Featuring Susan Mattern

Franklin College of Arts and Sciences history professor Susan Mattern is featured on the UGA homepage this weekHighlighting her background, research interests and teaching beliefs, the Q&A sheds light on yet another talented Franklin faculty member and is worth a read.  Mattern's research interests vary, but her most recent book "Prince of Medicine: Galen in the Roman Empire" is a never before told narrative of medicine in Roman Society. The book description reads as follows:

The Prince of Medicine gives us Galen as he lived his life, in the city of Rome at its apex of power and decadence, among his friends, his rivals, and his patients. It offers a deeply human and long-overdue portrait of one of ancient history's most significant and engaging figures.

Mattern has been at UGA since 1998 and has found her niche here on campus teaching graduate and undergraduate students, doing research, writing books, serving on committees, giving talks and the like. Her interests in both detailed, obscure topics in history and seeing larger patterns over time spills over into her teaching.

What are your favorite courses and why?

I like to teach world history because to do that, I have to be learning constantly. I spent much of my early career doing very detailed research on sometimes obscure subjects, and it is fun to focus on big ideas and patterns across cultures. It is very easy to be wrong however, and I try to mix it up with projects that require more depth and keep my language skills engaged. 

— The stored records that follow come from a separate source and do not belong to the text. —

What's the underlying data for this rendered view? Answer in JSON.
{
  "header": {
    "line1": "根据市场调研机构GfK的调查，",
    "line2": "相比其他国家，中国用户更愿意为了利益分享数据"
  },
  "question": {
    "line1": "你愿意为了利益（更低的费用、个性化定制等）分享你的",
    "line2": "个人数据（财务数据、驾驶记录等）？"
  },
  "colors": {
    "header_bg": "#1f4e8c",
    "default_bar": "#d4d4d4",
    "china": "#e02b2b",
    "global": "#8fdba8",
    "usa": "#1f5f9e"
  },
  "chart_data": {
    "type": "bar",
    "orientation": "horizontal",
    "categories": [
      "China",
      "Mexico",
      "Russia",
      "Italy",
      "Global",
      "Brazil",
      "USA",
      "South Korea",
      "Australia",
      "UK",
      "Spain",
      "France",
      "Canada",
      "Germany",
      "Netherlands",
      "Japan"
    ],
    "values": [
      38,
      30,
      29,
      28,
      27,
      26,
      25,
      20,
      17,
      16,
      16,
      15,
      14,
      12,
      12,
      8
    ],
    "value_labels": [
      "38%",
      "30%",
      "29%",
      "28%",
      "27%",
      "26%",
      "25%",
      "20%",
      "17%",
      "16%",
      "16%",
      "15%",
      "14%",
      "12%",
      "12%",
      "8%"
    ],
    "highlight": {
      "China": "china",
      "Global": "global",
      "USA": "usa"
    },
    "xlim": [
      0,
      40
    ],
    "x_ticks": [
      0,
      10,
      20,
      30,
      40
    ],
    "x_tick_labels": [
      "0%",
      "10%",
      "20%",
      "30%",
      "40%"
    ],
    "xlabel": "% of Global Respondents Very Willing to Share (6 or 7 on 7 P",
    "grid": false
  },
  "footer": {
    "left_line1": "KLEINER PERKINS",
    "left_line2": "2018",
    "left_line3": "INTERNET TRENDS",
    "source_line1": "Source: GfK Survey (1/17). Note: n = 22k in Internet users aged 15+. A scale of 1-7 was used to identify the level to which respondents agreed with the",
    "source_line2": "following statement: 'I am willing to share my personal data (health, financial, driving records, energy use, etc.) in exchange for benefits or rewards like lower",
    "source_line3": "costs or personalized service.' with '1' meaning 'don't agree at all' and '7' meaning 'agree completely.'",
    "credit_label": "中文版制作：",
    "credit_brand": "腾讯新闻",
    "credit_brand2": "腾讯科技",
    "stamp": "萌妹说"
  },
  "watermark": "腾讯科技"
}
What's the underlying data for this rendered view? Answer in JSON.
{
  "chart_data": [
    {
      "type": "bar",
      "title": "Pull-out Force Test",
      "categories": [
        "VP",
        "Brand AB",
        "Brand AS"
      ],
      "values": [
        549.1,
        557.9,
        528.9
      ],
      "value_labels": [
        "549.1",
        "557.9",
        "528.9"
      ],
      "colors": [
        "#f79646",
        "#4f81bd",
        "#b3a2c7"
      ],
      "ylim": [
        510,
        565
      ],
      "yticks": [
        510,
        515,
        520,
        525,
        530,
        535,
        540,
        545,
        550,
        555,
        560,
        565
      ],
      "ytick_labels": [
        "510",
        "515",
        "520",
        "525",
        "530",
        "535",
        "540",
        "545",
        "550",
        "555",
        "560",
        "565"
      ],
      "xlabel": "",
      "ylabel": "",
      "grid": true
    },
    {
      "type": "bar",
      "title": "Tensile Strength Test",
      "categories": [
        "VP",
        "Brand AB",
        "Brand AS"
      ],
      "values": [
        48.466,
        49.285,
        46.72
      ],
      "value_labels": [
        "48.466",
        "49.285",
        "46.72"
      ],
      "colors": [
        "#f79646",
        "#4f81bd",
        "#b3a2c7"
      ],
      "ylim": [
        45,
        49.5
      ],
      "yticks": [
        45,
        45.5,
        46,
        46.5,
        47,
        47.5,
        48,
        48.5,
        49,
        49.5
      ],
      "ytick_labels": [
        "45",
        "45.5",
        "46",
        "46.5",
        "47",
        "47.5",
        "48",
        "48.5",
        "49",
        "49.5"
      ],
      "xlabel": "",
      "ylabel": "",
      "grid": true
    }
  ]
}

What interests you about your field?

I find history since the industrial revolution pretty boring—states, societies, languages, cultures, economies all becoming more and more alike. Societies before the modern period were much more different from one another. At the same time, the changes that industrialization has brought about are so profound that it is critical to try to understand what they are and what life used to be like. As an analogy, I often have the thought that I am the last generation that will remember life before computers and before the Internet. Future generations will need to study the 20th century in order to know what the influence of the information revolution has been. It is the same with industrialization, only more so.

 

There's no shortage of professors to highlight with unique research interests and a love of teaching from the Franklin College of Arts and Sciences. Contributions from professors like Matterns help make this campus what it is today. What a delight to see yet another Franklin faculty member featured on the UGA homepage.